Bild: Dämmplatten aus Styropor – brennen nicht, schmelzen aber
taz: Herr Eberl-Pacan, nach dem Hochhausbrand von London hören wir von
vielen Experten, in Deutschland seien Hochhäuser sicher. Wirklich?
Reinhard Eberl-Pacan: Die Vorschriften und Richtlinien sind gut. Aber bei
der Planung oder Ausführung von Energieeinsparungsmaßnahmen zum Beispiel
mit Wärmedämmverbundsystemen an Hausfassaden werden in der Regel keine
Experten hinzugezogen. Also Experten, die prüfen, ob die Vorschriften auch
eingehalten werden. Aber auch wenn diese Kontrolllücke besteht, haben wir
in Deutschland ein sehr hohes Brandschutzniveau.
Brauchen wir schärfere Vorschriften, die zu Überprüfungen verpflichten?
Brandschutzmaßnahmen sind Ländersache. Überprüfung und Begleitung der
Bauleitungen beim Brandschutz sind aber überwiegend spärlich. Da müssen wir
in Zukunft sorgsamer werden. Allerdings sind mittlerweile auch Ingenieure
als Brandschutzexperten autorisiert. Ich glaube, es ist sinnvoller, die
Ingenieure weiter für das Thema zu sensibilisieren, als die Behörden weiter
aufzustocken.
In den letzten Jahren wurden immer mehr Häuser mit Styroporplatten gedämmt.
Styropor ist leicht brennbar…
Expandiertes Polystyrol (EPS), gemeinhin als Styropor bekannt, brennt
selbst nicht, sondern schmilzt, wenn es heiß wird. Diese Schmelze reagiert
wie Öl und bildet hochexplosive Dämpfe. In der Vergangenheit gab das mehr
Probleme. Heute wird versucht, Brände des Dämmmaterials durch vermehrte
Brandsperren auf maximal ein bis zwei Geschosse einzuschränken. Nur wenn
Brandsperren fehlen oder versagen, zum Beispiel weil der Putz durch einen
Brand richtig aufreißt, entstehen heftige Szenarien wie in London.
Es wird vermutet, dass aluminiumhaltige Platten zu dem explosionsartigen
Brand in London geführt haben. Werden die auch in Deutschland eingesetzt?

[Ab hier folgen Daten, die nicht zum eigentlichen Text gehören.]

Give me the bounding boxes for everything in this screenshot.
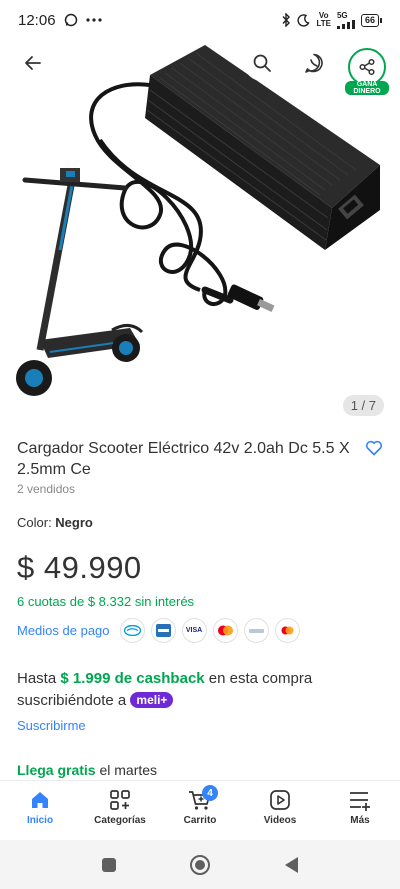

Das kann ich nicht ausschließen. Diese sogenannten Aluminiumverbundplatten
können brennbare Dämmstoffe enthalten, die aber komplett eingeschlossen
sind. Sie gelten nach deutschem Recht als schwerentflammbar und sind das
auch, wenn sie vorschriftsmäßig verarbeitet werden. Sie dürfen bei Gebäuden
mittlerer Höhe mit etwa fünf bis sechs Geschossen, aber nicht bei
Hochhäusern, eingesetzt werden.
In den letzten Jahren wurden bei Wärmedämmverbundsystemen zusätzliche
Schutzvorrichtungen eingerichtet. Welche sind das?
Man hat zusätzliche Brandriegel vorgeschrieben, die verhindern sollen, dass
sich ein Brand unkontrolliert über die gesamte Fassade ausbreiten kann. Zum
einen im Sockelbereich, damit Fassadenbrände, die zum Beispiel durch
entflammte Mülltonnen entstehen können, verhindert werden. Durch einen
Sockelbrandriegel kann der Brand nicht in die Wärmedämmfassade reinkommen.
Einen zweiten Brandriegel gibt es im Dachbereich, also als oberer
Abschluss, um ein Übergreifen eines Fassadenbrandes auf das Dach zu
verhindern.
Haben alle Gebäude mit Wärmedämmung solche Brandriegel?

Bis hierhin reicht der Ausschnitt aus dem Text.